Yarns for bridal shawl
There are so many whites!

For the second time in my weaving life, I was asked to make a shawl for a bride planning an autumn wedding. The first time it was for a young woman I met while sea kayaking from coral atoll to coral atoll in Belize. Somehow, she decided to entrust me with a shawl for her special day after that experience. Her dress was sort of a champagne colour, she sent me a bit of cloth, and I used off-white yarns with some thin yarns in rust and warm brown to give it some visual interest.

Matching yarns to the dress

This second bridal shawl was for someone I have known for a long time, someone who trusted my work completely. Didn’t make me feel any more relaxed about this undertaking. First task was to choose the yarns. The bride’s dress was loaned to me for a few days so that I could choose the right white yarns. No easy task. There are so many whites! I think white is even harder to match than greens, a previous challenge.

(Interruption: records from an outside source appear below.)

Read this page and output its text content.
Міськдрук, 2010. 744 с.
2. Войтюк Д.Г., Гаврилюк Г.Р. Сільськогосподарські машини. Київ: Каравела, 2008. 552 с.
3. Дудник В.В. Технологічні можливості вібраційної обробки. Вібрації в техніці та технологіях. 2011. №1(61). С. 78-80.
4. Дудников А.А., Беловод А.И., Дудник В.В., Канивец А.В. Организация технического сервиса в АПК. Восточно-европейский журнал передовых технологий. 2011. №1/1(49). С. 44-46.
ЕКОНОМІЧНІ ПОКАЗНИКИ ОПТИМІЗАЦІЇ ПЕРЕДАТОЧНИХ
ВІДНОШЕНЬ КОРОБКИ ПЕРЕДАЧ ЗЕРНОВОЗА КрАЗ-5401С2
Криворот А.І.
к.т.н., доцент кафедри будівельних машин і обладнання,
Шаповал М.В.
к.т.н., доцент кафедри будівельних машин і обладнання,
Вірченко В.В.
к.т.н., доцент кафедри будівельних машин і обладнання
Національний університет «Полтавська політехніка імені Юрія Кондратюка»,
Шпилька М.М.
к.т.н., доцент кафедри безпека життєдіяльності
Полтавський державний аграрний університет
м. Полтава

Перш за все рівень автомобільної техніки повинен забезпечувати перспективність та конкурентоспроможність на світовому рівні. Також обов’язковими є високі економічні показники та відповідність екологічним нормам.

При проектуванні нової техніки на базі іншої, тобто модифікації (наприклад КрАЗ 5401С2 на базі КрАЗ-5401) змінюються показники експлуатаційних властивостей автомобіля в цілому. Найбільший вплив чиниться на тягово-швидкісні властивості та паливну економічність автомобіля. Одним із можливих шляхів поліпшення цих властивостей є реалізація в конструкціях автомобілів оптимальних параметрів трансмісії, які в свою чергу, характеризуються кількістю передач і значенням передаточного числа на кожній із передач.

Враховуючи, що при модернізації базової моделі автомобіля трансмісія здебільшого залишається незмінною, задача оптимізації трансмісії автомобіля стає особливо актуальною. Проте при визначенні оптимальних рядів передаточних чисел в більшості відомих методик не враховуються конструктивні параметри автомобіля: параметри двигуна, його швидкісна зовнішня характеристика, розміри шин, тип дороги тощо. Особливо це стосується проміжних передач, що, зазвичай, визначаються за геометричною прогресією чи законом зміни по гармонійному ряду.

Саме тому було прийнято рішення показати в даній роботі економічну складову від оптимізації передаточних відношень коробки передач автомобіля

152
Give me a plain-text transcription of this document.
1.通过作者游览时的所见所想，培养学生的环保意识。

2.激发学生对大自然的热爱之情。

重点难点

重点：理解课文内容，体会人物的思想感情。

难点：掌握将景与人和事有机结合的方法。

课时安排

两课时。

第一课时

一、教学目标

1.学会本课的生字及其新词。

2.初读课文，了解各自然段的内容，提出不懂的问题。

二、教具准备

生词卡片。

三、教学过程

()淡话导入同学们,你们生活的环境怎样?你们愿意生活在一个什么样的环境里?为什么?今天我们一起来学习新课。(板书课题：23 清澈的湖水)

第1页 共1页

In bright sunlight, the truest light, I matched each yarn right against the dress. I wanted to add a bit of sparkle as well. Bright, what I think of as bleached white, is a colour I have not chosen to use before, so I had to dig through all sorts of yarns buried in my “white department.

Winding the warp
Winding the warp

Surprisingly, I had very few yarns in that bright, strong white. But, with what I had, I decided to make 3 shawls and hope that one would be perfect. I planned to do one with a kid mohair weft, one with a cotton boucle weft and one with a bamboo weft. I usually try to make a different weft on every weaving project on a long warp. I really had no idea which one she would choose.

And so, the whole process unfolded. Shawls were woven. On to the time-consuming finishing techniques, washing, sort of a “controlled shrink” to pull the yarns together. (I hate weaving where the threads “pull” easily, threads getting caught on external elements. I also do not like a weave where one can stick a finger through the cloth. I am always trying to make a weave that is soft and drapes but is not stiff.)

Shawl on the loom

Fulling is always a nerve wracking procedure, I want a tight weave, but not a matted or stiff finished product. I consider temperature of the water and length of the agitation. I stand by the washer, checking every few minutes, until I like the result. Then, fringing, and trimming, etc.

Much to my surprise, I also found a small scrap of white cloth in my studio, woven a long time ago that I also sewed into a small and fancy poncho. The bride to be now had four pieces to choose from. She choose the shawl with the bamboo weft. Bamboo is, counter intuitively, a very soft and elegant fibre, the shawl draped beautifully and, after all, was the perfect choice.